We calculate the shape dependence of entanglement entropy in (5+1)-dimensional conformal field theory in terms of the extrinsic curvature of the entangling surface, the opening angles of possible conical singularities, and the conformal anomaly coefficients, which are required to obey a single constraint. An important special case of this result is given by the interacting (2,0) theory describing a large number of coincident M5-branes. To derive the more general result we rely crucially on the holographic prescription for calculating entanglement entropy using Lovelock gravity. We test the conjecture by relating the entanglement entropy of the free massless (1,0) hypermultiplet in (5+1)-dimensions to the entanglement entropy of the free massive chiral multiplet in (2+1)-dimensions, which we calculate numerically using lattice techniques. We also present a numerical calculation of the (2+1)-dimensional renormalized entanglement entropy for the free massive Dirac fermion, which is shown to be consistent with the F-theorem.

Figures (2)

• Figure 1: The renormalized entanglement entropy ${\cal F}$ for the massive real free scalar ( left) and massive free Dirac fermion ( right). The black curves are the results of the numerical lattice computations. The orange curves are the analytic $1/(mR)$ IR approximations coming from the coefficient $\tilde{c}^{\Sigma}_{-1}$ in \ref{['a2Rulekappa']}. The dotted red lines are the $m = 0$ values $F_S$ and $F_D$ for the scalar and fermion, respectively.

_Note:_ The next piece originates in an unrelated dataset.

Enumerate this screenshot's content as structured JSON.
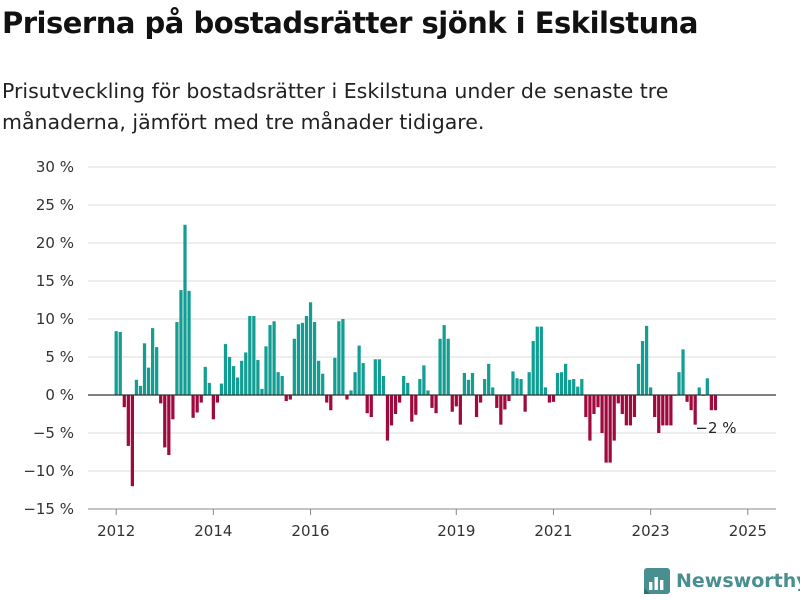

• Figure 2: The function $(mR)^3 \left( {\cal F}_{\text{chiral}} - {\pi \over 24} {1 \over mR} \right)$ plotted at large values of $(mR)$, where ${\cal F}_{\text{Chiral}}$ is the renormalized entanglement entropy of the free massive chiral multiplet, which consists of two real scalar fields and one Dirac fermion. The black points are the results of the numerical lattice computation, which is subject to numerical error at this level of precision. The dotted red line is the predicted asymptotic value ${\pi \over 256}$, which we compute using \ref{['FIRchiral']}.